Dimagrire dopo le vacanze non è facile, perché si torna sempre dalle ferie ricchi di buoni propositi e poi, immersi nella quotidianità, si perde subito di vista l’obiettivo. Eccoci quindi ancora una volta a parlare di diete famose. Perché mai? Perché i grandi nomi attirano i virtuosi del peso forma, con promesse incredibili. Funzionano veramente o sono specchietti per le allodole?
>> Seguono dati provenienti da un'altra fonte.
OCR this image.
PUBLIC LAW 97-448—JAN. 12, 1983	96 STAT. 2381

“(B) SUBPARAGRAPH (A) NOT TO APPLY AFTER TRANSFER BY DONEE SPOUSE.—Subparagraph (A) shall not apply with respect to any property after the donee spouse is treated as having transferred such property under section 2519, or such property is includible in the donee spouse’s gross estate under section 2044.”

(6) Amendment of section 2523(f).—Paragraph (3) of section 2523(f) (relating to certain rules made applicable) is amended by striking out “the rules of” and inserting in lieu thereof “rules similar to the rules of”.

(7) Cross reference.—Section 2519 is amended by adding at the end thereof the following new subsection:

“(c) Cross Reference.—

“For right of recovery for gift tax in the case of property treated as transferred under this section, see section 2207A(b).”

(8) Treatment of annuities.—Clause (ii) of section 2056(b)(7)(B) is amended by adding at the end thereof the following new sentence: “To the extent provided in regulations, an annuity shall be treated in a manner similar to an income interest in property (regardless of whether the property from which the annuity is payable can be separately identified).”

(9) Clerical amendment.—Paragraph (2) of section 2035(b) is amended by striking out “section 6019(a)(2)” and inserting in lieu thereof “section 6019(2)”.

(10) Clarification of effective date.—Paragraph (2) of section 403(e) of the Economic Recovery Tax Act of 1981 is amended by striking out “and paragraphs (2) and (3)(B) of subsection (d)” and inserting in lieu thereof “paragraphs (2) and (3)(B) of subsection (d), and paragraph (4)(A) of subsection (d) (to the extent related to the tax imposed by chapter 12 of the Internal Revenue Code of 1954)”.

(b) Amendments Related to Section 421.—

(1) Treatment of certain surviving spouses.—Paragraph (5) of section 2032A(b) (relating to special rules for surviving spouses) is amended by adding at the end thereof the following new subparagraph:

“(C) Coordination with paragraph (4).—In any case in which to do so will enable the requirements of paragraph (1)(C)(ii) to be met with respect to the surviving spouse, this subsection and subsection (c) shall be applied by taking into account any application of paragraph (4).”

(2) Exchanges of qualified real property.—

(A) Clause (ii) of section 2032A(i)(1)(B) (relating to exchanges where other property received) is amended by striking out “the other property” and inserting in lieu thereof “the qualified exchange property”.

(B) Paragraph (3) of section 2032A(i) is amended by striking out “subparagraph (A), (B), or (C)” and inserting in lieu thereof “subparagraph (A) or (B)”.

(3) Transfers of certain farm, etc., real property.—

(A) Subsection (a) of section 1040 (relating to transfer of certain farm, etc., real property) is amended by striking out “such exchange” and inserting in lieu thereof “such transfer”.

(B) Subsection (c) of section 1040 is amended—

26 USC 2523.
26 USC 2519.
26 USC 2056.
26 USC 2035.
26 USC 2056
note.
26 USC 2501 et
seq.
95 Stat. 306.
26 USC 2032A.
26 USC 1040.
Si è posta questo quesito anche un’indagine francese, la prima, intitolata Regimi dimagranti: accettabilità e percezione dell’efficacia. Durante lo studio sono stati intervistati circa 106mila volontari ed è emerso che il 66 percento delle donne e il 50 percento degli uomini desidera dimagrire. Alla base c’è il desiderio di vedersi più belli e ritrovare un rapporto più armonioso con il proprio corpo. Ovviamente, il mezzo più utilizzato per raggiungere questo scopo è la dieta: 9 donne su 100, dai 15 anni in su, hanno sperimentato almeno 10 diete nel corso della loro vita. E un terzo dei francesi si è affidato a un regime famoso.

Quali sono? Spicca nel firmamento dei programmi dimagranti la famigerata Dukan, la Cohen ma anche la dieta della zuppa o quella del limone (una versione di dieta detox). Poco più del 30 percento ha seguito le indicazioni nutrizionali della sanità pubblica, la maggioranza ha preferito il fai da te, riducendo un alimento specifico o eliminando quei prodotti considerati dannosi.  Soltanto il 10 percento degli aspiranti magri sceglie di recarsi da un medico e farsi seguire con un regime studiato ad hoc durante tutto il percorso.

La dieta migliore sembra essere la Weight Watchers, anche se per ottenere davvero dei risultati non bisogna far altro che migliorare la propria alimentazione e il proprio stile di vita. Lo confermano il 76 percento degli intervistati. Il dottor Serge Hercberg ha quindi commentato:

Premesso che le diete dimagranti vanno fatte solo quando servono davvero, all’occorrenza è meglio scegliere regimi meno spettacolari, seguire le raccomandazioni nutrizionali indicate dalle strutture pubbliche sanitarie, non pretendere risultati troppo rapidi, ma puntare a risultati adatti a mantenere la perdita di peso. E farsi seguire dal medico, nel caso esistano veri problemi dietetici.